Pero, además, “Le dedico mi silencio” es una novela de tesis. Presenta un Perú desgarrado, sin conciencia común histórica, dividido por todo lo imaginable; y herida por las diferencias raciales, entre blancos e indios, negros y chinos, serranos, costeños y pescadores, en fin, entre ricos que se creen europeos y amargos marxistas que han creído que donde Marx escribió, “lucha de clases”, ellos tenían que aclarar “lucha de razas”. Es si uno se da la libertad de proyectarlo, también, una América Latina, una diferente y dividida. Pero no se queda en el problema, y mas bien se atreve, a proponer – desde una perspectiva sencilla – un proyecto de unidad, alrededor del vals peruano, el cajón peruano y los músicos y cantores de esta música individualizadora.

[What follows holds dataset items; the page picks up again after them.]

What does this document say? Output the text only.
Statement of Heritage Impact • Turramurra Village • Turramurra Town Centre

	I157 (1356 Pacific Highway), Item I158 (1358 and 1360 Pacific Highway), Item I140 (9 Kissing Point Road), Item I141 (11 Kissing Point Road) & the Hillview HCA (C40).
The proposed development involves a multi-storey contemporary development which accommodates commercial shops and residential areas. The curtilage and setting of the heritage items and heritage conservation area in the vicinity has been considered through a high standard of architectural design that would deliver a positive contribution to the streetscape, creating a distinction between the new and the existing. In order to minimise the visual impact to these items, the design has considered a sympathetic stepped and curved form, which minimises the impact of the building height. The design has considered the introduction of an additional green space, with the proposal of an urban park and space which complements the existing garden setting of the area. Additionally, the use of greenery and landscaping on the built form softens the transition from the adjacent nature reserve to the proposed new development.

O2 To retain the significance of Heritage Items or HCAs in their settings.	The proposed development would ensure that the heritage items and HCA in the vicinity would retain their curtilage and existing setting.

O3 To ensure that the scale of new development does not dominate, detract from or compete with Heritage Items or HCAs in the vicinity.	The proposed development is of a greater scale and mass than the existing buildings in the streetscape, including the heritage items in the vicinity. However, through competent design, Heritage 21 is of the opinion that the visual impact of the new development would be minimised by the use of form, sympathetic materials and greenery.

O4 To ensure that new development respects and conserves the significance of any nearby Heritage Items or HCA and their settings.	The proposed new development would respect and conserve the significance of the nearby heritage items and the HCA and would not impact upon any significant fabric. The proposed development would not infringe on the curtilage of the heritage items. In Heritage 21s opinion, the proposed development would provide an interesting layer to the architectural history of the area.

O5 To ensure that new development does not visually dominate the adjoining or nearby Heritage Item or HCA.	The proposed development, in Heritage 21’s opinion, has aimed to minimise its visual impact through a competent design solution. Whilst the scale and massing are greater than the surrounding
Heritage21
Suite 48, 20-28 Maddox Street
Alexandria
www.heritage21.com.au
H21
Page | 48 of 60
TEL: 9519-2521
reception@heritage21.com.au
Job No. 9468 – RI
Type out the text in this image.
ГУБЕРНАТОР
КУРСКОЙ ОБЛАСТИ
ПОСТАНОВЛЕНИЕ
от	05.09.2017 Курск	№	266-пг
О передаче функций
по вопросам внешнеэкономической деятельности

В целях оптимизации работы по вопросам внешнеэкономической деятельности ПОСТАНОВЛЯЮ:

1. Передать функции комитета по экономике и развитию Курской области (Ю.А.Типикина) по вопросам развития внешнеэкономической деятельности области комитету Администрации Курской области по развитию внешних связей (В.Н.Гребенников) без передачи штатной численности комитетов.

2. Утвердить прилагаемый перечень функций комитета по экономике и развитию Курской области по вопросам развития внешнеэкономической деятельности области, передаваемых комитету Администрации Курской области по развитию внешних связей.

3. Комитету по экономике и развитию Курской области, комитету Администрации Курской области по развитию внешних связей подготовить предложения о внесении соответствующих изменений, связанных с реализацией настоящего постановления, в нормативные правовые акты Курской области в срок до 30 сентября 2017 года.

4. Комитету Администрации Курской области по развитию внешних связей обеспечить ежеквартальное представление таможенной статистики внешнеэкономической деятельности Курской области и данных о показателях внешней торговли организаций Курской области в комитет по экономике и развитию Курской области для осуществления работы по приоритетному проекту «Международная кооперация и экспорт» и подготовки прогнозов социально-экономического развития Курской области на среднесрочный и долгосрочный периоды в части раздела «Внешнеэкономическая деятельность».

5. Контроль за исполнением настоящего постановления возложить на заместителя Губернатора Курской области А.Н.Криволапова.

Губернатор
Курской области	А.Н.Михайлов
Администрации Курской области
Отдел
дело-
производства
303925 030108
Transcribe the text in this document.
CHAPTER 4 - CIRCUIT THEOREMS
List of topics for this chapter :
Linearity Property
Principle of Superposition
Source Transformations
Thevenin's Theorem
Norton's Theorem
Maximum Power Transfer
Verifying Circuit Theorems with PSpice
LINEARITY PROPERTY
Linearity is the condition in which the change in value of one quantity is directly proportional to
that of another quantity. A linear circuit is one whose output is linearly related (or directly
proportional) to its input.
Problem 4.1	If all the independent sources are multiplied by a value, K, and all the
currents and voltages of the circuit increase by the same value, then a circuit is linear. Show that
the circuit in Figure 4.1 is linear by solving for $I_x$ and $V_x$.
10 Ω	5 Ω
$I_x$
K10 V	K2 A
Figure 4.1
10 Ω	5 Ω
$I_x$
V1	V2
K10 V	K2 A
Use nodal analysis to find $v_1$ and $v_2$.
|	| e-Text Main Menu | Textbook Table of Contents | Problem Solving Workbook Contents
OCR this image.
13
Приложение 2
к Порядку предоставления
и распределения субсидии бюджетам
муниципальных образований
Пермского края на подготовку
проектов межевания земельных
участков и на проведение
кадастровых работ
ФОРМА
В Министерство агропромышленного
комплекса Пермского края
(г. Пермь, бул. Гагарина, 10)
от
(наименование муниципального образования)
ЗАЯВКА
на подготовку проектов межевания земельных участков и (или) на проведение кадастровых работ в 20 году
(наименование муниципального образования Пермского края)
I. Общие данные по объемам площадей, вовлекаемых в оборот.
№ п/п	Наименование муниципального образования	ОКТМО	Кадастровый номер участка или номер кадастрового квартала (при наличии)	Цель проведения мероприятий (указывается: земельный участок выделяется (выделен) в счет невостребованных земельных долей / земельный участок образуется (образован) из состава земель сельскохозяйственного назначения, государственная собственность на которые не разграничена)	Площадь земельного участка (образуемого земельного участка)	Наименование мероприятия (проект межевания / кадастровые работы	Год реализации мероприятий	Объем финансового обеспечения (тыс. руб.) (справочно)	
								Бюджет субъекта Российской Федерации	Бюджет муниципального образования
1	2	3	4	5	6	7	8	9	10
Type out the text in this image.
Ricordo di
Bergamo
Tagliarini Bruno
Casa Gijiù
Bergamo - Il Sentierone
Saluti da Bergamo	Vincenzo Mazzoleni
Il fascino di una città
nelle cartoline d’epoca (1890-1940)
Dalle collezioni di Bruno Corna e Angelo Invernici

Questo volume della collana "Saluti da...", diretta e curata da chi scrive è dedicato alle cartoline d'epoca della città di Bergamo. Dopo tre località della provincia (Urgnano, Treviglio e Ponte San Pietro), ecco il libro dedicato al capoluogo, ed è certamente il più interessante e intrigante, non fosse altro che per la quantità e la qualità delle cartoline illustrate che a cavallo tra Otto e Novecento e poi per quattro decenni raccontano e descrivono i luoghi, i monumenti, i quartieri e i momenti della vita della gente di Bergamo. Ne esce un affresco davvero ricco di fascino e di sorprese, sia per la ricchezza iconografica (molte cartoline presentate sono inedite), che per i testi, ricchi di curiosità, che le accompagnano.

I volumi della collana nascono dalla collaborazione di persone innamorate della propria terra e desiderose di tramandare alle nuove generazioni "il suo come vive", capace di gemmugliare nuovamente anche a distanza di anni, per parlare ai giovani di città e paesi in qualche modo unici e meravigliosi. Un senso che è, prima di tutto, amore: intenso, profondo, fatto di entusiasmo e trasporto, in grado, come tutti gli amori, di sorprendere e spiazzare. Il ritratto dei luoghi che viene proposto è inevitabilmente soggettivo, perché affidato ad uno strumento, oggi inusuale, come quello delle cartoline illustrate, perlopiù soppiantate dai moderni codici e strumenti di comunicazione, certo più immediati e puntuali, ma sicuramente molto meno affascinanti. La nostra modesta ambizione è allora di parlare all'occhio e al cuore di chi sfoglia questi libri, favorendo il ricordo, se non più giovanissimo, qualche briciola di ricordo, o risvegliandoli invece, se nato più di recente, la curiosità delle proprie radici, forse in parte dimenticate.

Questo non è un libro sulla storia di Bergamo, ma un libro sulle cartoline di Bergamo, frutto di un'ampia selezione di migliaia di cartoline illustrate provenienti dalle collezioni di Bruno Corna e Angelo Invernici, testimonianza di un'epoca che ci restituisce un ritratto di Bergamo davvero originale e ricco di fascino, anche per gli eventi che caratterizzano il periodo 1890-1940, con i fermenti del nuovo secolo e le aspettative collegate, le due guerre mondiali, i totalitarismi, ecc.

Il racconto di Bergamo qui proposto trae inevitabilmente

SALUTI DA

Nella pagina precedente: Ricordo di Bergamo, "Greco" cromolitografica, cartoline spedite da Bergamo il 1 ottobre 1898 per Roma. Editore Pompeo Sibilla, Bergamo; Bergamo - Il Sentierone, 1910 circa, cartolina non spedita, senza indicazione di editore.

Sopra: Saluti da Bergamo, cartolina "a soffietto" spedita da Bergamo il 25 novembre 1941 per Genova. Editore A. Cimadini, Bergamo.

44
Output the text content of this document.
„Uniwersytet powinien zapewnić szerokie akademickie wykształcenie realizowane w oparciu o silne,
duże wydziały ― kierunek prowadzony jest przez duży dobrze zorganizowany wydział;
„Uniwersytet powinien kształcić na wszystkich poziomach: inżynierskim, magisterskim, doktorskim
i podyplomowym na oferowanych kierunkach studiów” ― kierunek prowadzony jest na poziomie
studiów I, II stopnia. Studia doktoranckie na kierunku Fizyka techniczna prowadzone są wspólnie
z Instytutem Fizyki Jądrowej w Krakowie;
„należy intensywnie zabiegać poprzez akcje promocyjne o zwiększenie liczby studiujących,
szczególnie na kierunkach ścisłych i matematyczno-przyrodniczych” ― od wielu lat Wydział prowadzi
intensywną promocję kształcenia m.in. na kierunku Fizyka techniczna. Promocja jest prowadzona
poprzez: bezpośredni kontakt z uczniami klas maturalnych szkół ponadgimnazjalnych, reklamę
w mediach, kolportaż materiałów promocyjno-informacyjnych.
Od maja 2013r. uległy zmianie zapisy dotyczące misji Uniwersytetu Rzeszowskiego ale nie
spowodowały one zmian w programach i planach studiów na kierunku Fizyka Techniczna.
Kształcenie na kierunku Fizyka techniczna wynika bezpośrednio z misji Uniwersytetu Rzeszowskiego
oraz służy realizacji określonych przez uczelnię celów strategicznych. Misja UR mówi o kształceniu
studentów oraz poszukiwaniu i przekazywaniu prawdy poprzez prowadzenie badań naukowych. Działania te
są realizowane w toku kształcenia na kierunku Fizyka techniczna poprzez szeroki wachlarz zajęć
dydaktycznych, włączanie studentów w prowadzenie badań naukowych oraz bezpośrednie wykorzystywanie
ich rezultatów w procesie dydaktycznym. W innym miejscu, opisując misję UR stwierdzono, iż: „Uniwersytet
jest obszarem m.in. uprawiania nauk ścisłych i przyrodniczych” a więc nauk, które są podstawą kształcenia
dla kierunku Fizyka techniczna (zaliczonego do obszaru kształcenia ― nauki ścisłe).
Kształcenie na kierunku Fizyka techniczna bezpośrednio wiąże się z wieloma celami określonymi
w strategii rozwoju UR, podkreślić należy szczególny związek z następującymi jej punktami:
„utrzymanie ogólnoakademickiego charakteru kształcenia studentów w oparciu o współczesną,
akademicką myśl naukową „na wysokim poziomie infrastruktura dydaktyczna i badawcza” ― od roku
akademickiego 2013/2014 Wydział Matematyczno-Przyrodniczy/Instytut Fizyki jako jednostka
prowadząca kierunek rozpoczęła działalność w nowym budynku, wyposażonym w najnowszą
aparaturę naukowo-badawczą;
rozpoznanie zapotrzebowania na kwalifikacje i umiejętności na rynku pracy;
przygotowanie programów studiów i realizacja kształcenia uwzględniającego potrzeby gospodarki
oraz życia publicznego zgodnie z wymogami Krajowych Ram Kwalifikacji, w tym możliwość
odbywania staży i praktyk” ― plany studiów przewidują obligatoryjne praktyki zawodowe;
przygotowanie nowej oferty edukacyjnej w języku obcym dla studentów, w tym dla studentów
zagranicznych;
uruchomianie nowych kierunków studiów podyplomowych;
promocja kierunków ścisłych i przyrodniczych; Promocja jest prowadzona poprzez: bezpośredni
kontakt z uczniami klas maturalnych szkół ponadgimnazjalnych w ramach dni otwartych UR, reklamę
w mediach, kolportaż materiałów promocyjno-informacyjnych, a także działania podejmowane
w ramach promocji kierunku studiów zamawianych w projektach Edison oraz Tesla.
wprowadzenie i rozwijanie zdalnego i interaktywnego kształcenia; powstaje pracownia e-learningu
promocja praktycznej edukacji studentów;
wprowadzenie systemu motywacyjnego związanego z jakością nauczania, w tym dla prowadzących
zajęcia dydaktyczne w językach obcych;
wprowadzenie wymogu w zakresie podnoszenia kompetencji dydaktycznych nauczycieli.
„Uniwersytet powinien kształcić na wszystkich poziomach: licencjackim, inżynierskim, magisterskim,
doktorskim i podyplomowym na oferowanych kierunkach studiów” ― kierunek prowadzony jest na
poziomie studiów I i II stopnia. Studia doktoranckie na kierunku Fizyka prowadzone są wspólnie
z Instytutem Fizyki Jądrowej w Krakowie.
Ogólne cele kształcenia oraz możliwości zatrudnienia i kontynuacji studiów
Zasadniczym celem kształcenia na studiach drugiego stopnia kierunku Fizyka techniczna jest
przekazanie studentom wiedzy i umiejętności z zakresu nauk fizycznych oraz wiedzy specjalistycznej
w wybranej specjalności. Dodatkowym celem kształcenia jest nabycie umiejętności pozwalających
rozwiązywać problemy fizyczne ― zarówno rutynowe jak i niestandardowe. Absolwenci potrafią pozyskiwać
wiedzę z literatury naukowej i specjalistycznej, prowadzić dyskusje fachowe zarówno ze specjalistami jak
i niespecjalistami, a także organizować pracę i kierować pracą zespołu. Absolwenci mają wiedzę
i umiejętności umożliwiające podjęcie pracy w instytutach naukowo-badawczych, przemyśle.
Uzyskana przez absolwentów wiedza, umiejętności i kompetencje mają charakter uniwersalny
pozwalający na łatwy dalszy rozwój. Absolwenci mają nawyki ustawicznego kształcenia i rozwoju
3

Molfino, es en este sueño, la figura, distante, desconocida y singular al cual ponerle carne a la utopía unitaria del Perú. 

En términos de estilo, la historia está contada desde diferentes planos, con las anticipaciones que nos tiene acostumbrado Vargas Llosa. De repente, la mejor contribución es la habilidad para hacer que, en un sólo personaje, el padre italiano que recoge al niño Lalo Molfino, Toño Azpilcueta y el mismo cura italiano, hablando, como una sola persona, sabiendo que son tres y que lo hacen en tres tiempos totalmente diferentes. En el énfasis en el carácter de los personajes, las relaciones suaves, que no llegan a ser insinuantes sexualmente, muestran nunca ética del narrador que, sólo se explica por ser una rendición de cuentas, donde ya no hay espacios, para rectificaciones o tachaduras. Finalmente, la pureza del lenguaje. Vargas Llosa no deja que se le cuelen adjetivos engañosos; o se distraiga, en descripciones innecesarios. Aquí, todo es exacto, incluso los depredadores que viven de los vertederos de Lima, donde se mueren o viven los más pobres entre los peruanos. Y para cerrar la historia, en donde la empezó Vargas Llosa, nos llama mucho la atención, las fijaciones psicológicas de Toño Azpilicueta, que cuando se pone nervioso, siente que se le suben las cucarachas bajo la camisa. Nos recuerda a Kafka en su primer centenario de su muerte, para indicar que, si no es el gobierno el que nos domina, es la literatura la cárcel donde se derrotan a las cucarachas; y nos volvemos libres, leyendo a los grandes escritores como Vargas Llosa, en su memorable despedida. Salud, Mario, la paz sea contigo.

Tegucigalpa, Honduras, agosto 26 de 2024

(*) Escritor y académico hondureño, Director Emérito de la Academia Hondureña de la Lengua y miembro correspondiente de la Real Academia de la Lengua (RAE). Reside en Tegucigalpa, donde escribe para el diario La Prensa, de San Pedro Sula.